La giornata resterà ancora pienamente estiva e moderatamente sopra la media, ma con un segnale diverso rispetto ai giorni scorsi, nelle ore centrali e pomeridiane aumenterà l’instabilità su molte zone interne del Paese, isole comprese.
Non parliamo di un peggioramento organizzato, né di una rottura netta della fase calda.
Parliamo piuttosto di un’atmosfera che comincia a mostrare primi segnali di un cambiamento che sarà molto lento e progressivo, con rovesci e temporali nelle aree interne e locali sconfinamenti anche verso le zone pianeggianti.
Le aree da seguire con più attenzione saranno soprattutto Lombardia, Emilia occidentale, Umbria, Toscana centro-meridionale e Lazio centro-meridionale, dove qualche temporale potrà spingersi oltre i rilievi e interessare anche settori di pianura.
Sul fronte termico il cambiamento sarà ancora contenuto, ma lievemente percepibile in alcune zone.
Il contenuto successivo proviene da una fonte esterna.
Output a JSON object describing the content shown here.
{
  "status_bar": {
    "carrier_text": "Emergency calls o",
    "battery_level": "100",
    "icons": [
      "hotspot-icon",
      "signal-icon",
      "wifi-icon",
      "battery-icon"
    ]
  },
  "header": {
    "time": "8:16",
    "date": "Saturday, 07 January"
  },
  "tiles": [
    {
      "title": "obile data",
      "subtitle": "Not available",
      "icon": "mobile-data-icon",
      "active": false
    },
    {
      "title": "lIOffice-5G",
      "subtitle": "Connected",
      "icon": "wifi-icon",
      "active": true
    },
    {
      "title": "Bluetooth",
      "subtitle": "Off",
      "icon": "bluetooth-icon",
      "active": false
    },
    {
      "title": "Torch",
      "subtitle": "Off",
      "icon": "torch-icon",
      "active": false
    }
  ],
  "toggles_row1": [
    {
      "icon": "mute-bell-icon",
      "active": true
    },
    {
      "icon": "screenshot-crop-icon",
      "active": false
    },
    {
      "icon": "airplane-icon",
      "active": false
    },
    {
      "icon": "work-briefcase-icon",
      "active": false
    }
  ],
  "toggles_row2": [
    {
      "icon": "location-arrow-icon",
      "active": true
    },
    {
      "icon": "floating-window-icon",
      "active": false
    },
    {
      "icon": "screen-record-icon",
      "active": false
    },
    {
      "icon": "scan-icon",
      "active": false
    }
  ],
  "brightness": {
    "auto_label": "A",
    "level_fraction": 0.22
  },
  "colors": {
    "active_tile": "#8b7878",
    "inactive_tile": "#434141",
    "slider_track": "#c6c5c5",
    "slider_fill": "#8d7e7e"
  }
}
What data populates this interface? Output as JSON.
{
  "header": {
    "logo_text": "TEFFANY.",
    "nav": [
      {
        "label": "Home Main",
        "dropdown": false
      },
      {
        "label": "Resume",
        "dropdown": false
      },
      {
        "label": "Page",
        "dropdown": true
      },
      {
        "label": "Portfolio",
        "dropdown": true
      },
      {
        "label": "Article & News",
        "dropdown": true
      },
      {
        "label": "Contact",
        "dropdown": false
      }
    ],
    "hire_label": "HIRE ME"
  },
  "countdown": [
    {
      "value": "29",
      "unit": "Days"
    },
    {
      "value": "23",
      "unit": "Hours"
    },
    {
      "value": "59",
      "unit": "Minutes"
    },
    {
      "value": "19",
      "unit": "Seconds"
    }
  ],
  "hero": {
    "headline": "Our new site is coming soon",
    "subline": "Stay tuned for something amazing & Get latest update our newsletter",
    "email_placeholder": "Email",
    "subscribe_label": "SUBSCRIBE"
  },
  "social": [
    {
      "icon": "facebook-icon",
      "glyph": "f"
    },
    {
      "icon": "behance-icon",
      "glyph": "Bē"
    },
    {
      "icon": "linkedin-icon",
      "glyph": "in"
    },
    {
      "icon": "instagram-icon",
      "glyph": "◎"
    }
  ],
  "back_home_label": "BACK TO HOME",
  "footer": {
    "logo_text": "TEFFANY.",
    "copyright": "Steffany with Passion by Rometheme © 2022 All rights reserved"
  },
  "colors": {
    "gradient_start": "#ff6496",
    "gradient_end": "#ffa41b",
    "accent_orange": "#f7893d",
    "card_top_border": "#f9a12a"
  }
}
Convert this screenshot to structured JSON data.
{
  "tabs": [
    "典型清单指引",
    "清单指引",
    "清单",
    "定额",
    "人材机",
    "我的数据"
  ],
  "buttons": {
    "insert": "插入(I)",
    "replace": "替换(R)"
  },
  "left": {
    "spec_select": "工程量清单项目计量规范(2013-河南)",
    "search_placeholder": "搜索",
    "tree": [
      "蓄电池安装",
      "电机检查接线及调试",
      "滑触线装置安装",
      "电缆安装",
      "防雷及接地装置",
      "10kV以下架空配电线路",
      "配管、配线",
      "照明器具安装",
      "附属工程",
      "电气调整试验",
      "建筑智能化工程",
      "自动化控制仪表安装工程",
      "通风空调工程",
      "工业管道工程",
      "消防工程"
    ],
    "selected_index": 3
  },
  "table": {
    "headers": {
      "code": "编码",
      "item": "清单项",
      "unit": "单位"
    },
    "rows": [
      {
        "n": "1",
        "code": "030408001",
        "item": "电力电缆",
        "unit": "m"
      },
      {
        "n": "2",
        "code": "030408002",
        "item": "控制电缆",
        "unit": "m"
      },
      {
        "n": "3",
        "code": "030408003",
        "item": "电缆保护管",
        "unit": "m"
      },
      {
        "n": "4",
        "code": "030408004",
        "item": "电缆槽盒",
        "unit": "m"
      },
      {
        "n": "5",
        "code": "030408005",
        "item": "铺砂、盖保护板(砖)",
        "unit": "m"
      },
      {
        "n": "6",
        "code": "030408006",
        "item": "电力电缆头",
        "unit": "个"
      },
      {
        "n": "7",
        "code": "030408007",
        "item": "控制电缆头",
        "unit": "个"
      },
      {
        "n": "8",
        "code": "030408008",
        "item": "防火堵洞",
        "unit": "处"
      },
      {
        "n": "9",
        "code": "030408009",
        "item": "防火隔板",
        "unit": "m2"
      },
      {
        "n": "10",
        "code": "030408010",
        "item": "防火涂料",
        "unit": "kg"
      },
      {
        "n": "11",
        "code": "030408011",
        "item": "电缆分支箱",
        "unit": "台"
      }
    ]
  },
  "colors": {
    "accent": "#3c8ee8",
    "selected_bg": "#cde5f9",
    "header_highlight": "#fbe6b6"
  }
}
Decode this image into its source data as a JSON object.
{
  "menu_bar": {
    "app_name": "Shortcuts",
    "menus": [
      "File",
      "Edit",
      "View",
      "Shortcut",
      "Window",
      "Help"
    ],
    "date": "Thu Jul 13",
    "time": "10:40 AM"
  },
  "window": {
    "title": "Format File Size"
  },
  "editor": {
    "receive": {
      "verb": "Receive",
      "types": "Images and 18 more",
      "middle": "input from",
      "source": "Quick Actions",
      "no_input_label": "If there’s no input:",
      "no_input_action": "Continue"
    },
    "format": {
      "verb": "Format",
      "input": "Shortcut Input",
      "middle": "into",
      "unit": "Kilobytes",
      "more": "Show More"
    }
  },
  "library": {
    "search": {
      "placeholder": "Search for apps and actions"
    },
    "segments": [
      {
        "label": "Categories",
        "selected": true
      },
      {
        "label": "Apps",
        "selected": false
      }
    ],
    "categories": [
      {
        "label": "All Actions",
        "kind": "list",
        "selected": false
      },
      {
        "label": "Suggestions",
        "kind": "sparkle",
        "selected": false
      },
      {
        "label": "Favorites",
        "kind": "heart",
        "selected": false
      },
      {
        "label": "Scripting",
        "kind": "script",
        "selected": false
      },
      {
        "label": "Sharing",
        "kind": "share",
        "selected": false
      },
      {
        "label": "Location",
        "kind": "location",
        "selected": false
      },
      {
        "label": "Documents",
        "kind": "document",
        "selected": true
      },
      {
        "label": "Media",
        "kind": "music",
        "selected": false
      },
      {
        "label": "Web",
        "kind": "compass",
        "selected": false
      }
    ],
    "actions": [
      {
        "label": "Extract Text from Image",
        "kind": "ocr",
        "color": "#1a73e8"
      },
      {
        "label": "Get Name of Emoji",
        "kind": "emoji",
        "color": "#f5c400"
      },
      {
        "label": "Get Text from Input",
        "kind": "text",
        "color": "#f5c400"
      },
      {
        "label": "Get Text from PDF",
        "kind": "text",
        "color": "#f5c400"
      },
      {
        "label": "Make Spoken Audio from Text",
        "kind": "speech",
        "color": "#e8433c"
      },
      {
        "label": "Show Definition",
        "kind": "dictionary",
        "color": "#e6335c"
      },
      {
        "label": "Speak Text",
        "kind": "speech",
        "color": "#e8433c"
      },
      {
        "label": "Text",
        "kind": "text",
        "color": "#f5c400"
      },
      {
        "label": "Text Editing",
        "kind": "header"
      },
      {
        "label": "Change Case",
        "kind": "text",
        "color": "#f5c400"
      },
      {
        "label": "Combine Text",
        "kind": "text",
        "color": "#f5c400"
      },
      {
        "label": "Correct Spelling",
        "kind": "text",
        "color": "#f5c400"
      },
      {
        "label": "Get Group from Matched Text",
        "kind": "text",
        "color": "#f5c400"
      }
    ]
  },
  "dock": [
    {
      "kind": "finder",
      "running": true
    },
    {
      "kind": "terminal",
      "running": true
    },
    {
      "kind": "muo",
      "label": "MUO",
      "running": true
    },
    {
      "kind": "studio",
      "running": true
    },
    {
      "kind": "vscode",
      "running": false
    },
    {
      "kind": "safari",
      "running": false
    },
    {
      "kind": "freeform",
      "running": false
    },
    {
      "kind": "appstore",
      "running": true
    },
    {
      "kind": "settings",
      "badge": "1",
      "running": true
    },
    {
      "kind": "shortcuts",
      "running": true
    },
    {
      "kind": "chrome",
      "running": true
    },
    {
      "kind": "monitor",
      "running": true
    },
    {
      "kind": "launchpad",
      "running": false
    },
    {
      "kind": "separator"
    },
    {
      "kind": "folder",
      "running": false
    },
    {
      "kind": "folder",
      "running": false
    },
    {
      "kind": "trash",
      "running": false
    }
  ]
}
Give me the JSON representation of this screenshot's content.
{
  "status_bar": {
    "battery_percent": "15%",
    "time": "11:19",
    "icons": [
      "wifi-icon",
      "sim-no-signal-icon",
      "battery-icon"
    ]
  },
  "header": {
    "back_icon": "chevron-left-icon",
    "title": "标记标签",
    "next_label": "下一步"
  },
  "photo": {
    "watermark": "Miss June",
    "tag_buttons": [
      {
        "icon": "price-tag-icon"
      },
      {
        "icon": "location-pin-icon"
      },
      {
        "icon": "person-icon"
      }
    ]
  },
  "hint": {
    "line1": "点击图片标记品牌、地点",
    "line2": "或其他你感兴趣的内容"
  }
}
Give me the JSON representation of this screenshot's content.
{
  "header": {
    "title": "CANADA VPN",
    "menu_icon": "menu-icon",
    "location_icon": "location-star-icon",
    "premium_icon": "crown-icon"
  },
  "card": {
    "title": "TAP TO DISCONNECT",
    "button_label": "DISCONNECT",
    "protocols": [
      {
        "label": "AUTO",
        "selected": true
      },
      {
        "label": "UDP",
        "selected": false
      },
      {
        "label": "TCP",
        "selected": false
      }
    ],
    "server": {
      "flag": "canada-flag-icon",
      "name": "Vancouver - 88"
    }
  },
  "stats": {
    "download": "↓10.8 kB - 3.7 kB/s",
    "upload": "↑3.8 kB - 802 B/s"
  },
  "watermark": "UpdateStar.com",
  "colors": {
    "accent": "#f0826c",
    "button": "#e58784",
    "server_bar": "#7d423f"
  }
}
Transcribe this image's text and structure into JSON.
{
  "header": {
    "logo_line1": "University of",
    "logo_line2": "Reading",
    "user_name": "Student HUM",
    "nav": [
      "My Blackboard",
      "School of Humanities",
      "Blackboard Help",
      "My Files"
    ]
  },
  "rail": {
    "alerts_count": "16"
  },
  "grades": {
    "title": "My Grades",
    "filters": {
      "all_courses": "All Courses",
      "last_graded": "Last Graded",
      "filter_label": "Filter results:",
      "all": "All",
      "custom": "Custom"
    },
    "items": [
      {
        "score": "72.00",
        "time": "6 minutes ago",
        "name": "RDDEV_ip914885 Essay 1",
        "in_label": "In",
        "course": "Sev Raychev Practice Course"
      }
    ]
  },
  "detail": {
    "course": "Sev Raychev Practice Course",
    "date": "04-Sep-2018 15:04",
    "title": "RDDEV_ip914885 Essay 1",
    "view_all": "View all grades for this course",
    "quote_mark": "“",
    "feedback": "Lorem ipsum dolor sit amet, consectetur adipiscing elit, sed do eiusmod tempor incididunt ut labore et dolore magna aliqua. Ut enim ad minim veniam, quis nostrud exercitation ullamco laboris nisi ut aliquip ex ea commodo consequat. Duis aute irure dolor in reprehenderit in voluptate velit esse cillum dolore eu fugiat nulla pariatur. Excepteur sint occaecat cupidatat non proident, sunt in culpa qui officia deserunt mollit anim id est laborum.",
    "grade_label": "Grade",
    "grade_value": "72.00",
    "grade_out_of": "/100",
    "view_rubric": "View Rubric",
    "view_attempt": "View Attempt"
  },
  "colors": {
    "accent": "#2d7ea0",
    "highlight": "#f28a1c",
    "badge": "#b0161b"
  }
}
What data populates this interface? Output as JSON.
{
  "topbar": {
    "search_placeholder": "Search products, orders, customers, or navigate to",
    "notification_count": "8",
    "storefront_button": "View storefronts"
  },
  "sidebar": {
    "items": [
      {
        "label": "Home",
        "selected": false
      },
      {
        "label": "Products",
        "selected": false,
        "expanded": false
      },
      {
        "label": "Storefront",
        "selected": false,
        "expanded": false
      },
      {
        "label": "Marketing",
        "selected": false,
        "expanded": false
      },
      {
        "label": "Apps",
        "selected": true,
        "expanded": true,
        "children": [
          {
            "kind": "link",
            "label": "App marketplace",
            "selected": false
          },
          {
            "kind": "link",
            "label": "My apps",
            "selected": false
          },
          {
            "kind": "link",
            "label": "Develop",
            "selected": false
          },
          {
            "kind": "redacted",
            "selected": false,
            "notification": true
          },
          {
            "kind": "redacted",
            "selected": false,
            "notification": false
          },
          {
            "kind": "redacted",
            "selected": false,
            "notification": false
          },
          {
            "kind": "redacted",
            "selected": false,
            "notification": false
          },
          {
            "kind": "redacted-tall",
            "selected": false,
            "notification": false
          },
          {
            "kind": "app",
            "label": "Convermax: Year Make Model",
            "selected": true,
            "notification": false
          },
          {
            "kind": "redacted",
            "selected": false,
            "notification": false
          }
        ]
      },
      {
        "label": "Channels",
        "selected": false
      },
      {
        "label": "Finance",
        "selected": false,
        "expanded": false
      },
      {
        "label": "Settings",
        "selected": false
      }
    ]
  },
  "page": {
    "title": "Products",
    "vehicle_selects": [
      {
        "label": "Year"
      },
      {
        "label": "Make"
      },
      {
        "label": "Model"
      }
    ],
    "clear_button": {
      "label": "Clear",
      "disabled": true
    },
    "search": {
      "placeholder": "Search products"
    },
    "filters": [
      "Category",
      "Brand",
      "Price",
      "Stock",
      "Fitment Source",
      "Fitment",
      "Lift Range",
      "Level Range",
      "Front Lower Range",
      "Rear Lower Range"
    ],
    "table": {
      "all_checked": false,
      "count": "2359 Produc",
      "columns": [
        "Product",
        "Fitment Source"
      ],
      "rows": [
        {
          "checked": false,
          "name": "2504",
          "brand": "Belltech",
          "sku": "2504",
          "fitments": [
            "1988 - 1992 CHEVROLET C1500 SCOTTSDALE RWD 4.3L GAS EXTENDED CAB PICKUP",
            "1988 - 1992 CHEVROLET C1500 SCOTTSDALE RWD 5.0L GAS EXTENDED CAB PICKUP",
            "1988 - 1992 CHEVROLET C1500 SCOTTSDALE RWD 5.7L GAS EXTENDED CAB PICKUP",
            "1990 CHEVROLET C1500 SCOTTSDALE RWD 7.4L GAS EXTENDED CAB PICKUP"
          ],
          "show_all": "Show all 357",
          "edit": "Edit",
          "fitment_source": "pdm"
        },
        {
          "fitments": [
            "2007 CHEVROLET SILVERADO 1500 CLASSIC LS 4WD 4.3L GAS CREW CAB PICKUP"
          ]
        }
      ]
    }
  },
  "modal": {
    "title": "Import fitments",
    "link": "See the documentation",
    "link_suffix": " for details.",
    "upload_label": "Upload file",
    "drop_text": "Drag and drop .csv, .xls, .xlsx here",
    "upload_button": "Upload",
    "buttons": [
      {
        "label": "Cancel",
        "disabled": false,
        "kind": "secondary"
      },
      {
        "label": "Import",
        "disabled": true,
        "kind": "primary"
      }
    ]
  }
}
Le massime perderanno generalmente un paio di gradi, mentre le minime caleranno di circa 3-4°C al Nord, a seconda delle aree, e di un paio di gradi anche lungo diversi settori tirrenici, ad eccezione delle aree costiere che affacciano sul Tirreno delle due isole maggiori.
Il caldo comincia lentamente a perdere rigidità, l’atmosfera si fa piu’ reattiva ma il declino stagionale sarà molto lento e progressivo e nei prossimi giorni coinvolgerà soprattutto il Nord Italia.